A inclusão dessas pessoas jurídicas de Direito Privado no conceito de Fazenda Pública, entretanto, ainda é vexata quaestio, de modo que, no presente texto, se entenderá por Fazenda Pública tão somente a Administração Pública direta, autárquica e fundacional, regida pelo Direito Público, quando em juízo. 


3. FAZENDA PÚBLICA REVEL E APLICAÇÃO DA PRESUNÇÃO DE VERACIDADE 

Feitas as devidas considerações gerais acerca da revelia e verificado o conceito de Fazenda Pública, cabe agora analisar a questão a que o presente texto se propõe.
Conforme visto, Fazenda Pública é a nomenclatura processual da Administração Pública. É a Administração Pública em juízo.
Como qualquer sujeito de direitos, a Fazenda Pública pode estar em juízo na condição de autora (veiculando uma pretensão contra outrem) ou de ré (defendendo-se de uma pretensão veiculada contra ela).
Assim, em vista da possibilidade de litigar como ré, também há a possibilidade de, não apresentando tempestivamente a contestação, se tornar revel, ficando, em tese, sujeita a seus efeitos.
É pacífico que a Fazenda Pública se possa sujeitar a dois dos efeitos da revelia: o julgamento antecipado da lide (salvo quando o juiz entender pela necessidade de produção de provas) e o decurso de prazos independentemente da intimação. Entretanto, é de se observar que este último efeito, não obstante possível, muito dificilmente ocorrerá, posto que a Fazenda Pública, como regra, é patrocinada em juízo pela respectiva Procuradoria, de modo a sempre estar representada.
Porém, apesar de pacífica a aplicação desses dois primeiros efeitos da revelia, instala-se certa divergência no que concerne ao efeito de presunção de veracidade das alegações da parte autora, quando é ré a Fazenda Pública.
O entendimento atualmente dominante é no sentido de que à Fazenda Pública revel não se aplica o efeito da presunção de veracidade das alegações do autor, mesmo não havendo qualquer dispositivo legal que confira expressamente à Fazenda Pública essa exceção ao efeito do artigo 319 do Código de Processo Civil.

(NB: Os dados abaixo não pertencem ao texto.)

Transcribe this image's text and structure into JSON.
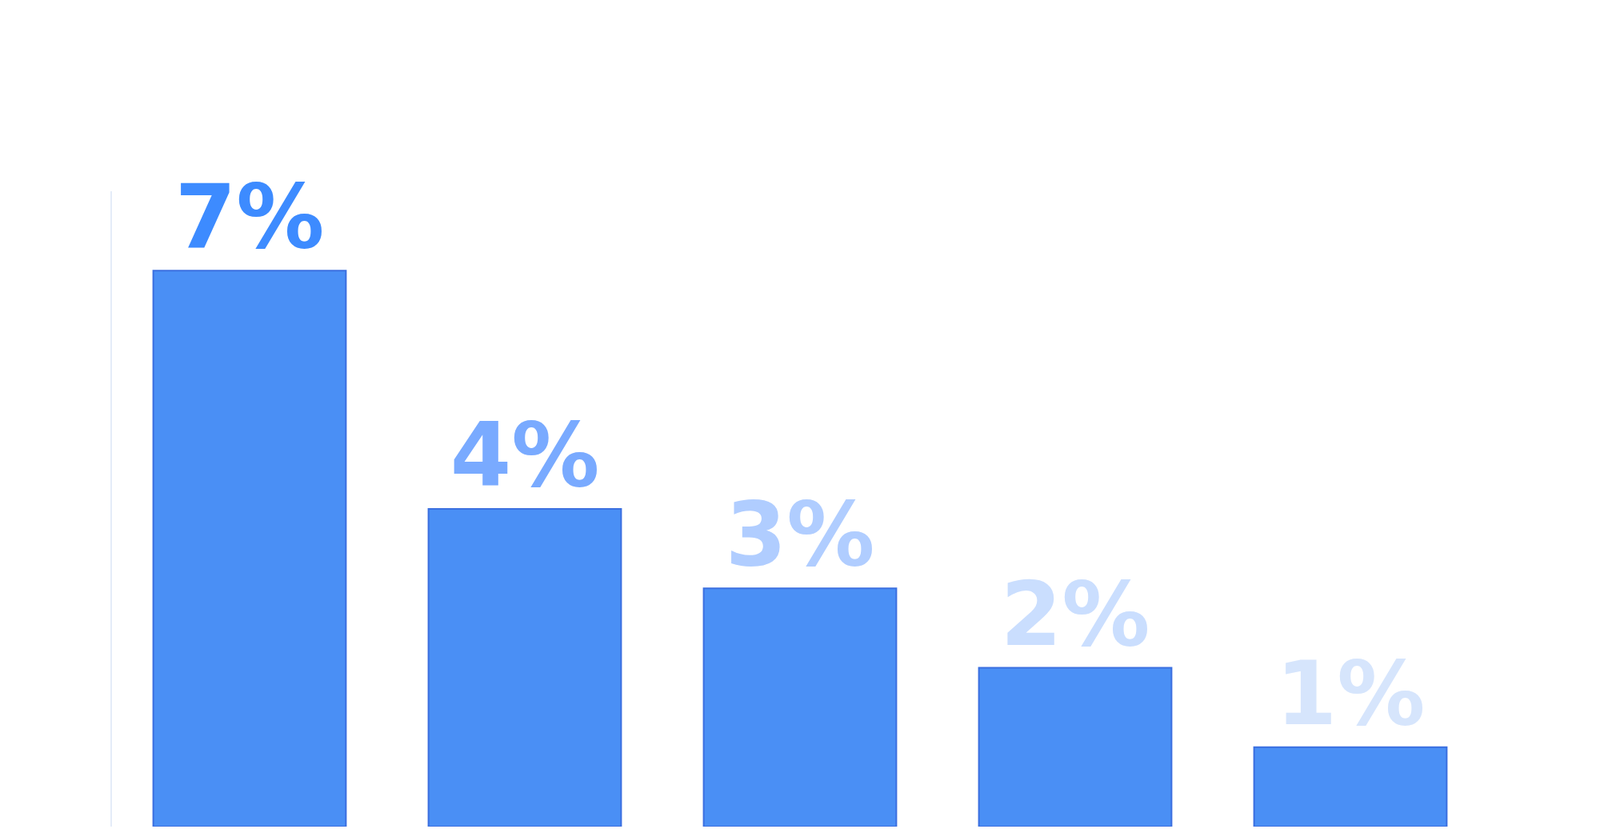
{
  "chart_data": {
    "type": "bar",
    "categories": [
      null,
      null,
      null,
      null,
      null
    ],
    "values": [
      7,
      4,
      3,
      2,
      1
    ],
    "value_labels": [
      "7%",
      "4%",
      "3%",
      "2%",
      "1%"
    ],
    "color": "#4a8ff5",
    "ylim": [
      0,
      8
    ],
    "yticks": [
      0
    ],
    "grid": false,
    "data_labels": true,
    "tick_labels": false
  }
}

Nesse sentido, vários julgados do Superior Tribunal de Justiça, dentre os quais transcrevo dois:
"PROCESSUAL CIVIL. TRIBUTÁRIO. EMBARGOS DE DECLARAÇÃO. OMISSÃO CONFIGURADA. ISS. LISTA DE SERVIÇOS (DL 406/68). TAXATIVIDADE. INTERPRETAÇÃO EXTENSIVA. POSSIBILIDADE. SERVIÇOS DE PRATICAGEM. PRECEDENTES DO STJ. EFEITOS DA REVELIA EM FACE DA FAZENDA PÚBLICA. ARTS. 319 E 320 DO CPC. 1. Os efeitos da revelia não se operam integralmente em face da Fazenda Pública, posto indisponíveis os interesses em jogo, na forma do art. 320, II, do CPC. Precedentes do STJ: REsp 635.996/SP, DJ 17.12.2007 e REsp 541.239/DF, DJ 05.06.2006." (STJ - EDcl no REsp: 724111 RJ 2005/0018406-9, Relator: Ministro LUIZ FUX, Data de Julgamento: 17/12/2009, T1 - PRIMEIRA TURMA, Data de Publicação: DJe 12/02/2010).
"PROCESSUAL CIVIL. TRIBUTÁRIO. OFENSA AO ART. 535 DO CPC. INOCORRÊNCIA. IPI. CRÉDITO-PRÊMIO. DECRETOS-LEIS NºS 491/69, 1.724/79, 1.722/79, 1.658/79 E 1.894/81. PRESCRIÇÃO QÜINQÜENAL. EXTINÇÃO DO BENEFÍCIO. (...) 4. Revelia em primeiro grau da Fazenda pública a qual, não obstante, não operou integralmente os seus efeitos, posto indisponíveis os interesses em jogo, na forma do art. 320, II, do CPC que assim dispõe: "Art. 320 - A revelia não induz, contudo, o efeito mencionado no artigo antecedente: II - se o litígio versar sobre direitos indisponíveis; (...)". (STJ, Relator: Ministro LUIZ FUX, Data de Julgamento: 09/11/2005, S1 - PRIMEIRA SEÇÃO).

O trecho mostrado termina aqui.